Central Market a huge, ornate Victorian-style market building filled primarily with food stalls, but with plenty of other space for a food court (especially for all types of Asian street foods) and a number of specialty shops, such as for books, clothes, cameras, watches, jewelry, hair and nail salons. Food, however, is the main attraction. While there are many sellers of all types of fruits and vegetables, you can find most anything—fish, meat, poultry, cheese, breads, pastries, coffee beans and one store that sells virtually any type of bulk grains or oils that you want. And that isn’t the only shop with a wide selection. A fish store, for example, has all the standard fish and shellfish plus many species we have never heard of: these include tommy ruff, mulloway, flathead, coolong and leather jacket. In addition to cheese shops, how about one that specializes in stinky cheeses. Want kangaroo? You have to choose among steak, loin, ground, diced, rump, fillet, BBQ or tail. Coffee beans? Sure they have standard Nicaraguan, Costa Rica and so forth. But what about beans from East Timor or Papua New Guinea.
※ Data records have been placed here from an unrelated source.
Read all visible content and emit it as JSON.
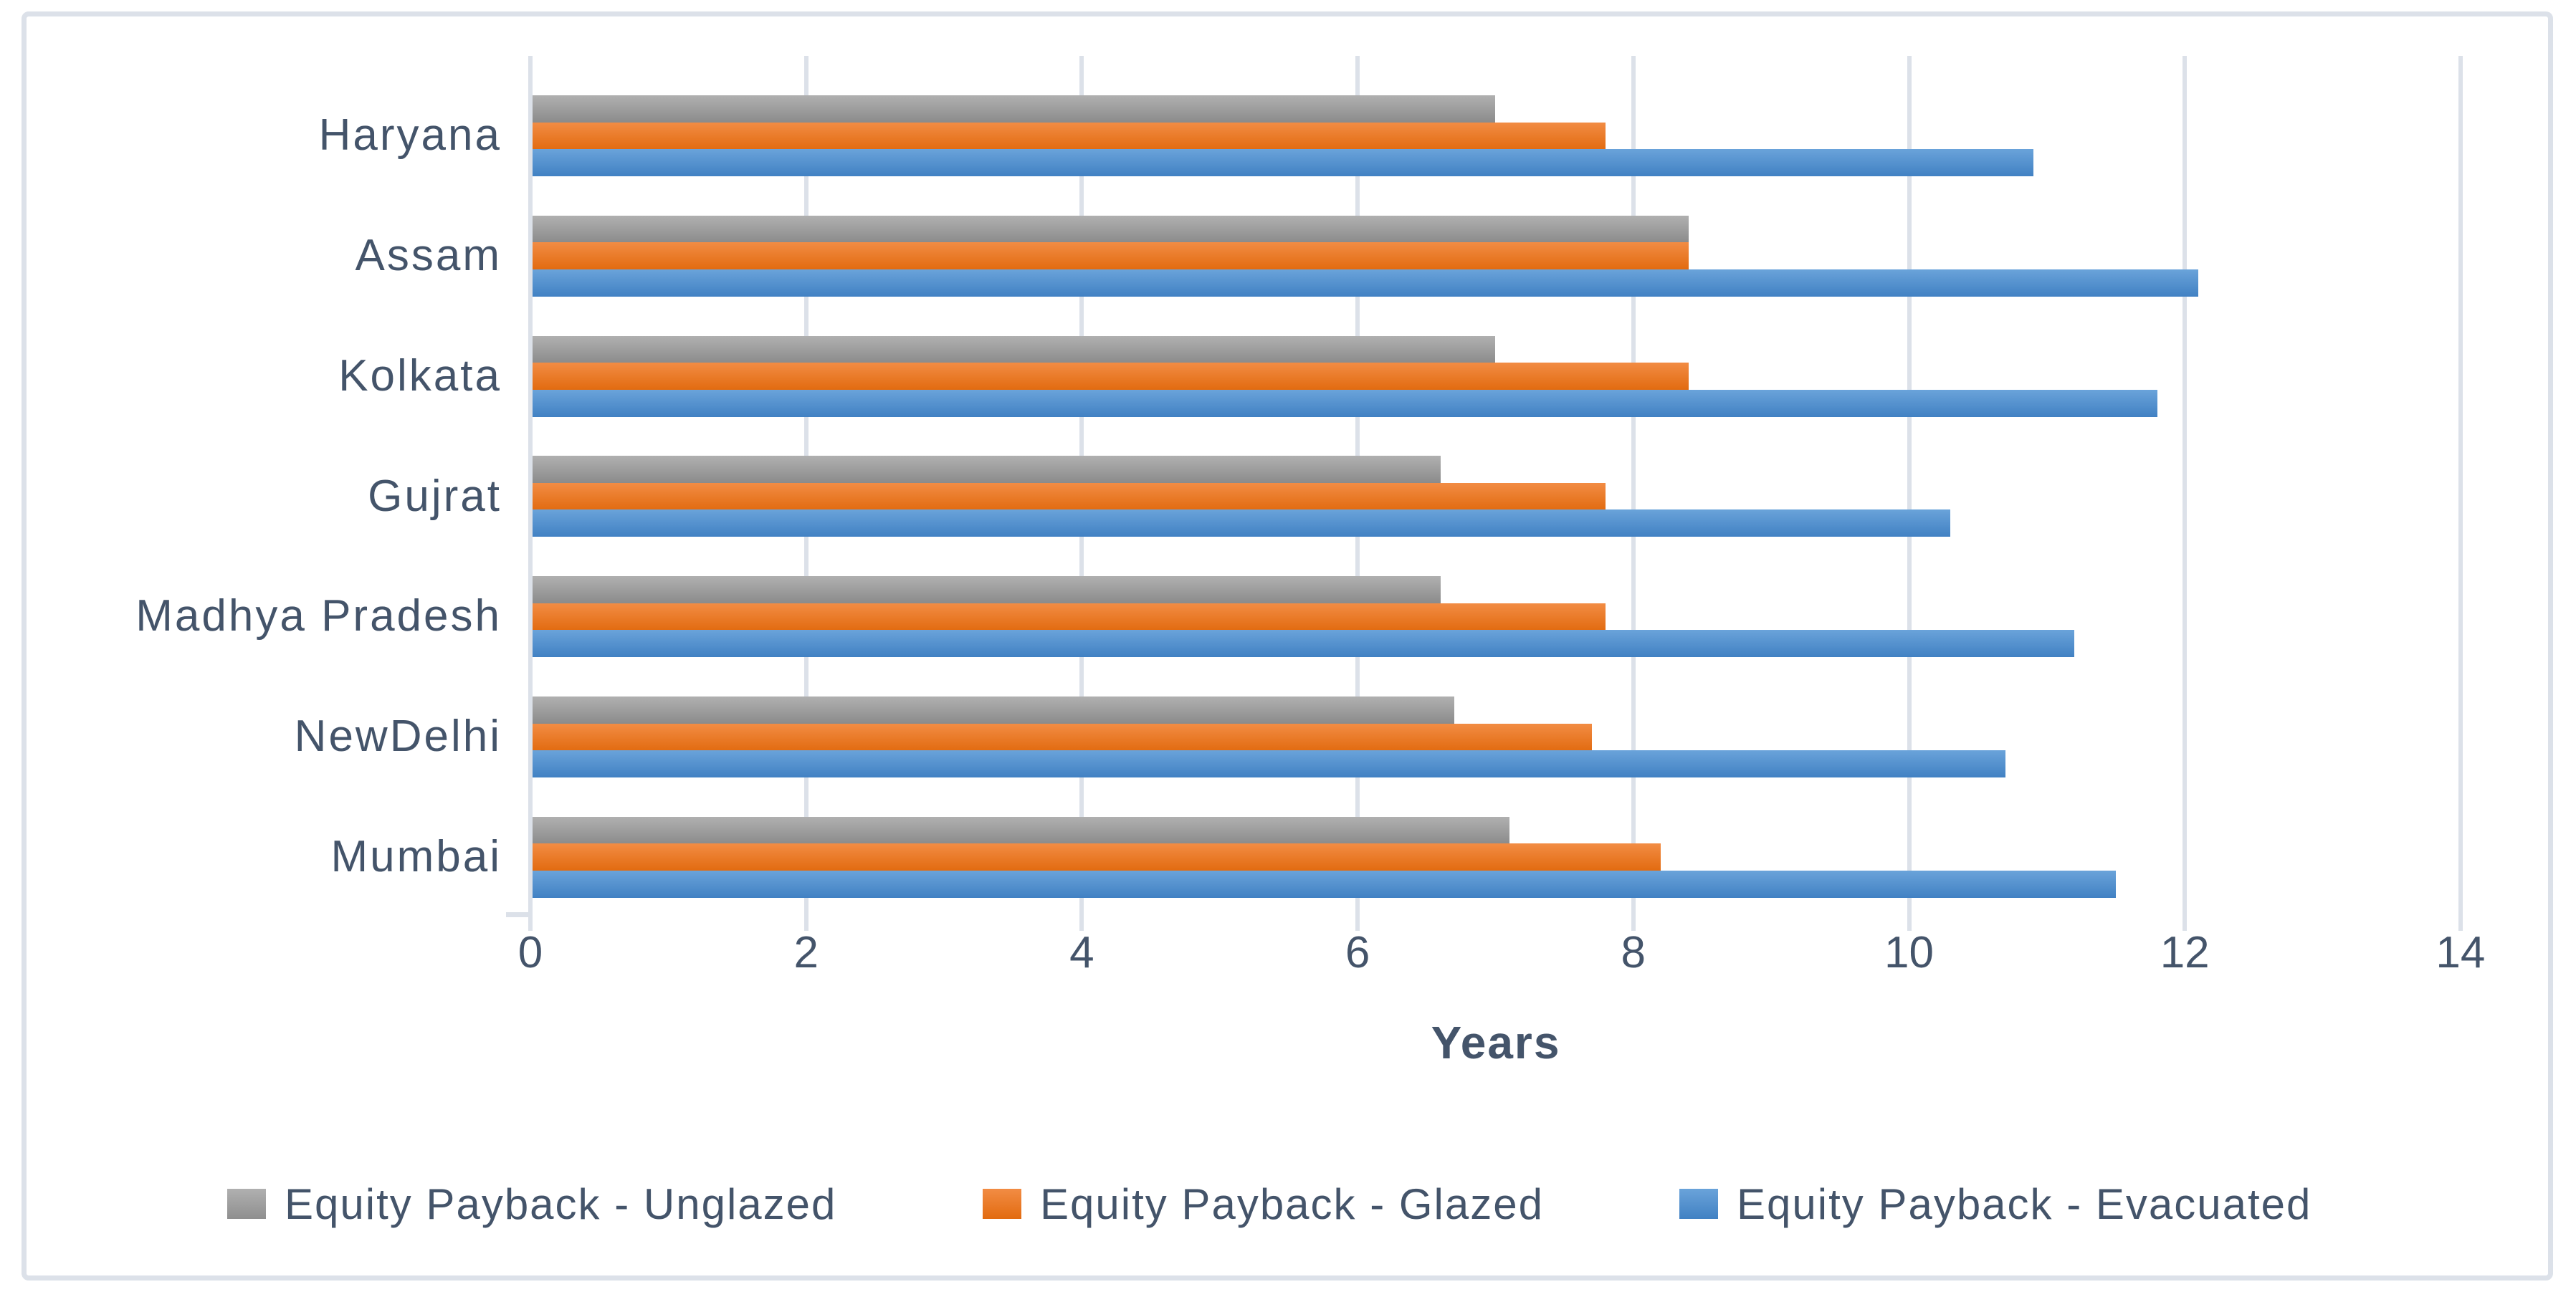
{
  "chart_data": {
    "type": "bar",
    "orientation": "horizontal",
    "title": "",
    "xlabel": "Years",
    "ylabel": "",
    "categories": [
      "Haryana",
      "Assam",
      "Kolkata",
      "Gujrat",
      "Madhya Pradesh",
      "NewDelhi",
      "Mumbai"
    ],
    "series": [
      {
        "name": "Equity Payback - Unglazed",
        "color": "#A5A5A5",
        "values": [
          7.0,
          8.4,
          7.0,
          6.6,
          6.6,
          6.7,
          7.1
        ]
      },
      {
        "name": "Equity Payback - Glazed",
        "color": "#ED7D31",
        "values": [
          7.8,
          8.4,
          8.4,
          7.8,
          7.8,
          7.7,
          8.2
        ]
      },
      {
        "name": "Equity Payback - Evacuated",
        "color": "#5B9BD5",
        "values": [
          10.9,
          12.1,
          11.8,
          10.3,
          11.2,
          10.7,
          11.5
        ]
      }
    ],
    "x_ticks": [
      0,
      2,
      4,
      6,
      8,
      10,
      12,
      14
    ],
    "xlim": [
      0,
      14
    ],
    "grid": true,
    "legend_position": "bottom",
    "colors": {
      "text": "#44546A",
      "grid": "#DCE1E9"
    }
  }
}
Gouger Street, one of the streets on which the Central Market and the entrance to Chinatown are located, has effectively become Adelaide’s Street Food Central, with dozens and dozens of small restaurants of all ethnic variations—from Argentinian to Taiwanese.
Lion Art Foundation, between Gouger Street et and the Train Station, is an arts complex that consists of performing art spaces, galleries, a retail outlet and studios for painting, furniture-making, glassblowing, pottery, metalwork and painting.
Botanic Gardens, with 50 acres of landscaped grounds and botanical buildings. We took a 1.5 hour guided tour of the gardens where our wonderful guide took us through the numerous gardens and discussed particularly important plants and species in each. We saw pine cones the size of heads; Araucaria trees with amazingly red trunks and branches whose fermented fruit is sought after by animals looking to get a buzz on; beautiful palm, plane and vine-wrapped fig trees, and barrel trees whose trunk expands and contracts depending on the amount of water it has access to.
Although our tour took us briefly through a couple of the greenhouses and buildings, we also took more detailed self-guided tours through two of them. The Museum of Economic Botany, created 150 years ago by the Garden’s benefactor, remains generally as it was. It has samples (either preserved or reproduced) of edible, commercial and medicinal fruits, vegetables, mushrooms, seeds, herbs and timbers that can be grown in Australia, all categorized by family. Why was this so important? Since South Australia was founded as a free state, settlers needed to be educated on how to rapidly achieve self-sufficiency and commercial success. We were less impressed with the National wine center. Although it had nice tasting facility and conference and event facilities, its displays were so cursory as to provide little value.
Adelaide Oval, a large sports complex, just north of the river, which houses cricket, rugby and other sports venues, plus a growing number of restaurants and other public facilities.
North Adelaide is an area just north of the river. This upscale residential area was created by some of the city’s most prominent families in the 1880s. Homes are largely stucco with ornate cast iron fences and balcony railings, although there are also a number of smaller row-houses and larger public buildings (such as church lecture hall) in similar styles. This residential area is also home to some large, pretty religious facilities such as St. Paul’s Catholic Church and the Methodist Seminar Center.